Transitive verbs are the type of verbs that take a direct object. They can also take an indirect object such as a noun, pronoun a un phrase that is used before a direct object.

For example:

  • The boy plays the guitar.
  • He sings a song.
  • We played cricket on the ground.
  • He is cleaning the room.
  • The kids like candies.
  • Uncle Paul wrote a letter.
  • The children kicked the ball around.
  • He put on his raincoat because it was raining.
  • She writes letters to mom.
  • She reads books to make her fall asleep.
  • She wrote an essay about her trip to France.

Intransitive verbs are the type of verbs that don’t take a direct object.

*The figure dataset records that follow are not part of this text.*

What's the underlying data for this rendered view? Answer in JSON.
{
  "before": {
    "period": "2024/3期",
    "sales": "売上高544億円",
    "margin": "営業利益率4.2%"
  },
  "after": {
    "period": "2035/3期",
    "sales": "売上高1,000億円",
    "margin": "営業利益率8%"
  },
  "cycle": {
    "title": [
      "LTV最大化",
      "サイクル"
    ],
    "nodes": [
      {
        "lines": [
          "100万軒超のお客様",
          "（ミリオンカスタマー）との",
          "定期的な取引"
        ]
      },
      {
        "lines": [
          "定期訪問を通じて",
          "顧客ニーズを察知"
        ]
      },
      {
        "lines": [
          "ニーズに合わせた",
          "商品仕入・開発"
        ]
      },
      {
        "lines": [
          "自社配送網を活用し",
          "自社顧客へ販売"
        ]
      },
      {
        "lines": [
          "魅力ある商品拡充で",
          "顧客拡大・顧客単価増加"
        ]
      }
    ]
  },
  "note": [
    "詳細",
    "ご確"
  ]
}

Also, they can never be used in passive form.

For example:

  • The boy plays.
  • He sings.
  • We played on the ground.
  • He is cleaning.
  • He cried loudly.
  • She wrote yesterday.
  • Paul visited yesterday.
  • Sally runs fast.
  • My dog barks a lot.
  • I never sleep in my class.
  • The bus stopped suddenly.

Concept of Ambitransitive Verbs

Ambitransitive verbs are those that can be used both as transitive verbs and intransitive verbs. They may or may not require a direct object. Some of the commonly used Ambitransitive verbs in the English language are as follows:

  • Break
  • Cook
  • Drink
  • Open
  • Pay
  • Paint
  • Read
  • Sink

For example:

# play

  • He plays.

( Here “plays” is an intransitive verb.)

  • He plays the guitar.

(Here “plays” is a transitive verb.)

# broke

  • He broke the case.

( Here “broke” is a transitive verb.)

  • The case broke.

( Here “broke” is an intransitive verb.)

# sank

  • The boat sank.

( Here “sank” is an intransitive verb.)

  • The pirates sank the boat.

( Here “sank” is a transitive verb.)

For example:

  • The workers painted the wall.

(This sentence contains the transitive verb- “painted”.)

  • The workers painted the day before yesterday.

(This sentence contains the intransitive verb- “painted”.)

  • The baby woke up.

(Intransitive verb)

  • I woke the baby up.

(Transitive verb)

  • He read it yesterday.

(Intransitive verb)

  • He read the book yesterday.

(Transitive verb)

  • My mother cooked delicious food.

(Transitive verb)

  • My mother cooked.

(Intransitive verb)

  • He drank a glass of water.

(Transitive verb)

  • He drank a lot yesterday.

(Intransitive verb)

  • He opened the door quietly.

(Transitive verb)

Practise Exercises for Transitive Verbs

Practise Exercise No.1

Identify whether given sentences are transitive or intransitive.

  • Ivy slept in the storeroom.
  • Grover swept the garage.
  • The pet died.
  • Jay surprised Elon with a gift.
  • John wrote his name on the paper.
  • Elly loves her new car.
  • Michael filled his bag with candles.
  • My dog barks a lot.
  • John studies in the morning.
  • I bought a bicycle yesterday.
  • When we arrived, nobody was there to greet us.

Practise Exercise No.2

Identify whether the following sentences contain transitive verbs or intransitive verbs.

  • I opened the door for my mom.
  • I never sleep in class.
  • I bought some books.
  • He put on his raincoat because it was raining.
  • I bought a bicycle yesterday.
  • The bus stopped suddenly.
  • John studies in the morning.
  • When we arrived, nobody was there to greet us.
  • She reads books to fall asleep.
  • My dog barks a lot.
  • Rohan runs fast.
  • She writes letters to her friends.
  • The children kicked the ball.
  • The museum has many famous paintings.

Conclusion

Hence, we have a basic idea about transitive verbs, along with the definition, meaning, examples, etc. Any doubt, please let us know.